In Deutschland sind etwa die Aktionen von Flatz bekannt, der sich schon mal in einer Galerie mit Darts beschießen ließ oder sich, aufgehängt an einem Seil, als Glockenschwengel gegen Metallplatten donnern ließ. 2007 hatte der aus dem Irak stammende Künstler Wafaa Bilal eine vergleichsweise harmlose Aktion als Protest gegen den Krieg inszeniert. Er hielt sich zwei Wochen lang in einem Raum auf und Internetbenutzer konnten mit einem Paintball-Gewehr und mittels einer Webcam versuchen, auf ihn zu schießen ("Schieß auf einen Iraker").
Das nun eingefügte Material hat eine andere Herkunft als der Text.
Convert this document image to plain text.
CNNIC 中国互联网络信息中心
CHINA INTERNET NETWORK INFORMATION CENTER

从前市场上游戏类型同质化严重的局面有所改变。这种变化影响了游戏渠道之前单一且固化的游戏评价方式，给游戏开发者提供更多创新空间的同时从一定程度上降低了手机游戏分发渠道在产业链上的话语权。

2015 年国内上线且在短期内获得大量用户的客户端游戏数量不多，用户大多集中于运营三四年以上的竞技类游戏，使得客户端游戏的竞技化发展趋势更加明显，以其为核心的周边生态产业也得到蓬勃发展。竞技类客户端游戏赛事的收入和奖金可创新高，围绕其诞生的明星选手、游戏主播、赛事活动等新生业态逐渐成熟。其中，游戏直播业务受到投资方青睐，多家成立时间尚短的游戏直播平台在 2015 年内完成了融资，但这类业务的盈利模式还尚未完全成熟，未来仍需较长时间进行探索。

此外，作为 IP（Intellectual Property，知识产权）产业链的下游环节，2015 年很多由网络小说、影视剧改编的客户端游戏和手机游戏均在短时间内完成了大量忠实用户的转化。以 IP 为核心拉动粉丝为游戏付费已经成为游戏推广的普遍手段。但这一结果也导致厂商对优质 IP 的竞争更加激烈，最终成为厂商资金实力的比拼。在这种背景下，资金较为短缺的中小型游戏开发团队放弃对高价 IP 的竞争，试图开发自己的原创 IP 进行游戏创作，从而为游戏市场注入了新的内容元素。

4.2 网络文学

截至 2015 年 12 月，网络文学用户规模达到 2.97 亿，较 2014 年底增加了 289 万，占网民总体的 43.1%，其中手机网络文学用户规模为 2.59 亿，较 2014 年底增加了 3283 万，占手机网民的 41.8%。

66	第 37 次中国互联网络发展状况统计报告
Nun will ein russischer Künstler, der in Bulgarien lebt, mit einer ähnlichen, über das Internet stattfindenden Aktion gegen die in Russland angeblich ausgeübte Unterdrückung der Kunst, vor allem aber die von Religionsgruppen durchgesetzte Zensur der Kunst. Damit bezieht sich Oleg Mavromati auf seine eigene Erfahrung. Vor 10 Jahren hatte sich der Aktionskünstler in Moskau für einen Film, der nie fertig gestellt wurde, im Freien zwischen dem Kulturinstitut und einer Kirche "kreuzigen" lassen. In dem Film "Öl auf Leinwand" spielte er einen Maler, der erklärte, dass heute nur noch durch solche Aktionen Aufmerksamkeit für die Arbeit als Künstler erzielt werden könne. Und dass doch alle gierig seien, den Künstler auch leiden zu sehen. Er ließ sich zunächst mit Klebeband an ein Holzkreuz fesseln, dann wurden seine Hände mit Nägeln am Kreuz befestigt. Die Performance war übertitelt: "Glaube Deinen Augen nicht!"
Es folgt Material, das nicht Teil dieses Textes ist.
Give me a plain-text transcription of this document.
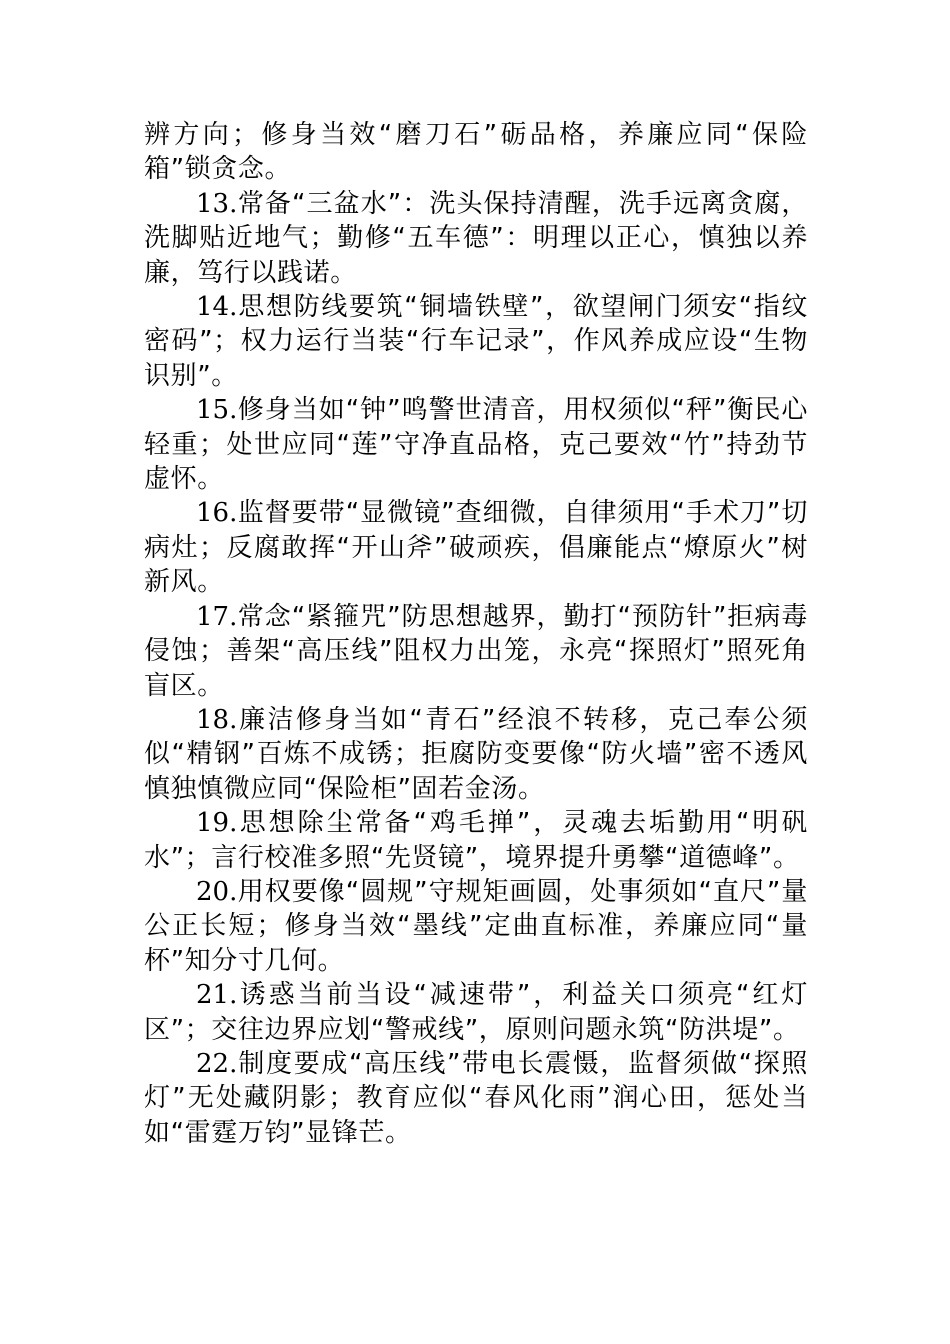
辨方向；修身当效“磨刀石”砺品格，养廉应同“保险箱”锁贪念。

13.常备“三盆水”：洗头保持清醒，洗手远离贪腐，洗脚贴近地气；勤修“五车德”：明理以正心，慎独以养廉，笃行以践诺。

14.思想防线要筑“铜墙铁壁”，欲望闸门须安“指纹密码”；权力运行当装“行车记录”，作风养成应设“生物识别”。

15.修身当如“钟”鸣警世清音，用权须似“秤”衡民心轻重；处世应同“莲”守净直品格，克己要效“竹”持劲节虚怀。

16.监督要带“显微镜”查细微，自律须用“手术刀”切病灶；反腐敢挥“开山斧”破顽疾，倡廉能点“燎原火”树新风。

17.常念“紧箍咒”防思想越界，勤打“预防针”拒病毒侵蚀；善架“高压线”阻权力出笼，永亮“探照灯”照死角盲区。

18.廉洁修身当如“青石”经浪不转移，克己奉公须似“精钢”百炼不成锈；拒腐防变要像“防火墙”密不透风慎独慎微应同“保险柜”固若金汤。

19.思想除尘常备“鸡毛掸”，灵魂去垢勤用“明矾水”；言行校准多照“先贤镜”，境界提升勇攀“道德峰”。

20.用权要像“圆规”守规矩画圆，处事须如“直尺”量公正长短；修身当效“墨线”定曲直标准，养廉应同“量杯”知分寸几何。

21.诱惑当前当设“减速带”，利益关口须亮“红灯区”；交往边界应划“警戒线”，原则问题永筑“防洪堤”。

22.制度要成“高压线”带电长震慑，监督须做“探照灯”无处藏阴影；教育应似“春风化雨”润心田，惩处当如“雷霆万钧”显锋芒。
Orthodoxe Christen zeigten Mavromati an, seine Wohnung wurde von der Polizei durchsucht und er angeklagt, mit der Aktion Feindlichkeit gegenüber der Religion zu schüren. Das könnte auch mit einer Gefängnisstrafe bis zu 5 Jahren bestraft werden. Mavromati zog es darauf vor, nach Bulgarien ins Exil zu gehen. Angeblich hat er die Kreuzigung öfter "aufgeführt", zumindest auch 2001 erneut in einer Galerie in Moskau.

Am Sonntag hat Mavromati nun seine neue Aktion Ally/Foe gestartet, die jeweils zwischen 19 und 23 Uhr bulgarischer Zeit stattfindet. Der Künstler verspricht, dass es sich nicht um ein Spiel handelt, sondern dass es um die ernsthaften Fragen des fundamentalen Menschenrechts auf Meinungs- und Ausdrucksfreiheit geht. Es handele sich um einen Test, wie die Gesellschaft Freiheit interpretiert.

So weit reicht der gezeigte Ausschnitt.